# Why is my horse FARTING in my FACE!?



## DakotaNZ (Jun 22, 2016)

LOL....they all do that! All of my horses wait till I'm nice and close with hoof in hand then let one rip in my face. I used to work as a trekking guide too and dealt with loads of horses and they nearly all would do this, no idea why though, probably just relaxed.


----------



## Greenmeadows (May 8, 2016)

It is likely just the act of picking up the hoof that promotes gastrointestinal movement, placing pressure on areas that require a release of gasses in order to maintain comfort.


----------



## mmshiro (May 3, 2017)

It's like a yoga fart...


----------



## SteadyOn (Mar 5, 2017)

Yep, seems like they almost all do that, almost every time. It has to be a reflex or something. I wouldn't take it too personally!

You could have worse luck. My old horse pooped at least once EVERY TIME I had her in the barn aisle for anything. EVERY time. Sometimes two or even three times if she was in the cross ties for a long grooming session. Aaaugghh!


----------



## tinyliny (Oct 31, 2009)

It's because you're special!


----------



## AtokaGhosthorse (Oct 17, 2016)

Ah. Horses and their juvenile sense of humor. They're tremendous jackwagons.


----------



## Kaifyre (Jun 16, 2016)

Psht at least your head is down by the hooves ... Thunder waits until I'm handling his tail and putting the crupper on, with my face about a foot from his dock, and then he lets one rip. Every. Single. Time.

-- Kai


----------



## EmberScarlet (Oct 28, 2016)

I burst into laughter when I saw the thread title and read these posts...
Teeves nor Ellie have farted when I was behind them or doing their feet... Maybe I'm special.


----------



## Acadianartist (Apr 21, 2015)

I had a horse poop in my hair while I was cleaning out hooves once. I now know to keep one eye on that butthole while I'm working back there! 

It's just a reflex from lifting up their hind legs and putting pressure on their gastrointestinal system.


----------



## Avna (Jul 11, 2015)

You found the fart lever! Congratulations!


----------



## mkmurphy81 (May 8, 2015)

Yep, mine do it too. Maybe not every time, but at least half the time.

I also have one that stress poops. The last time the vet was out, we needed a fecal sample. I just untied the other two and took them outside out of sight, and within a minute we had a nice fresh sample. The vet thought it was hysterical.


----------



## elkdog (Nov 28, 2016)

Be honest now, if someone was messing with your feet.......wouldn't you?

As for the fecal sample. Put them in a freshly cleaned trailer. Under a minute every time!


----------



## ChasingDreams (Nov 14, 2017)

I have a cross-tie pooper too!
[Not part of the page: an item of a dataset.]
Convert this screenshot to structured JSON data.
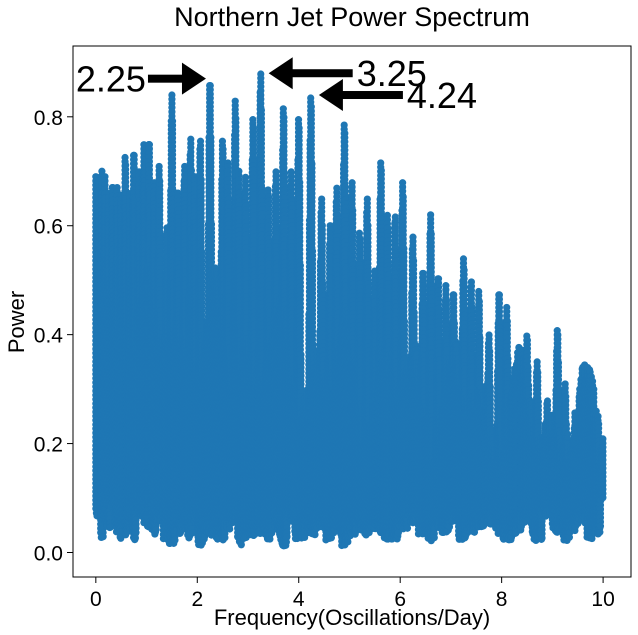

Seriously, every time. 

Here he is looking properly ashamed of himself...










Sent from my iPhone using Tapatalk


----------



## UnhappyHacker (Dec 30, 2017)

haha mine will poop almost every time I want to canter in the school, she's got to lighten the load for such speeds


----------



## redbadger (Nov 20, 2017)

'Cause he loves you, that's why. You should smell like horses, he's just helping!  

I figure with my buddy, he's not pooping in the aisle, it's fine. (on the other hand, in my various jobs, I've smelled some truly putrid things, and a horse fart is pretty low on the list, so I may not be the best person to commiserate with.)


----------



## LoriF (Apr 3, 2015)

Why does your horse fart in your face? It's universal, one of every horses favorite things to do. I also think that they have a smile on their faces when they do it.


----------



## nick2563 (Feb 15, 2021)

golondrina said:


> Every time I groom my horse she purposely waits till I bend over to clean her back hooves...and then...pufffffff..!! Both sides. Saving it for each foot?
> 
> What the???
> 
> ...


maybe she has gas or she might want to sit on you


----------



## QtrBel (May 31, 2012)

Mod Note: 

Please make an effort to check the dates of any thread you are considering replying to. Those in the Recommended Reading section are just that - recommended for reading not for replying as those threads are the older dusty threads from years prior and many of the members are no longer active nor seeking advice any longer on that topic.


----------